WYRO
- McArthur, Ohio; United States;
- Frequency: 98.7 MHz
- Branding: Pure Rock 98.7

Programming
- Format: Classic rock
- Affiliations: Compass Media Networks Ohio State Sports Network

Ownership
- Owner: Total Media Group
- Sister stations: WCJO, WKOV-FM, WYPC

History
- First air date: 1997
- Former call signs: WJTD (1994–1997); WCLX (1997–1998); WYPC-FM (1998); WCLX (1998); WJLI (1998–1999);

Technical information
- Licensing authority: FCC
- Facility ID: 29601
- Class: A
- ERP: 5,400 watts
- HAAT: 105 meters (344 ft)
- Transmitter coordinates: 39°8′59.00″N 82°35′36.00″W﻿ / ﻿39.1497222°N 82.5933333°W

Links
- Public license information: Public file; LMS;
- Webcast: Listen live
- Website: WYRO Online

= WYRO =

WYRO (98.7 FM) is a radio station broadcasting a classic rock format.
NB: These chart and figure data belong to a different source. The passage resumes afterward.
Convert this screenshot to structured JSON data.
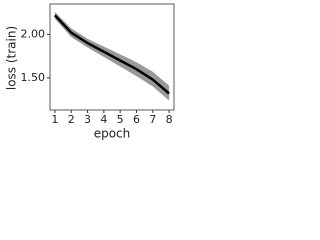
{
  "chart_data": {
    "type": "line",
    "x": [
      1,
      2,
      3,
      4,
      5,
      6,
      7,
      8
    ],
    "values": [
      2.22,
      2.02,
      1.9,
      1.8,
      1.7,
      1.6,
      1.48,
      1.32
    ],
    "band": {
      "lower": [
        2.18,
        1.97,
        1.85,
        1.74,
        1.63,
        1.52,
        1.4,
        1.24
      ],
      "upper": [
        2.26,
        2.07,
        1.95,
        1.86,
        1.77,
        1.68,
        1.57,
        1.41
      ]
    },
    "color": "#000000",
    "band_color": "#999999",
    "xlabel": "epoch",
    "ylabel": "loss (train)",
    "xlim": [
      0.7,
      8.3
    ],
    "ylim": [
      1.13,
      2.35
    ],
    "xticks": [
      1,
      2,
      3,
      4,
      5,
      6,
      7,
      8
    ],
    "yticks": [
      {
        "value": 1.5,
        "label": "1.50"
      },
      {
        "value": 2,
        "label": "2.00"
      }
    ]
  }
}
Licensed to McArthur, Ohio, United States, the station is currently owned by Total Media Group, Inc. It features programming from Compass Media Networks.

==History==
The station went on the air as WJTD on 1994-03-25. On 1997-06-30, the station changed its call sign to WCLX, on 1998-01-23 to WYPC-FM, on 1998-07-10 to WCLX, on 1998-12-14 to WJLI, and on 1999-09-24 to the current WYRO.

WYRO was previously branded as "Classic Rock 98.7" before changing it to "Pure Rock 98.7". The station has been the radio home for Vinton County Vikings high school sports for the last several years.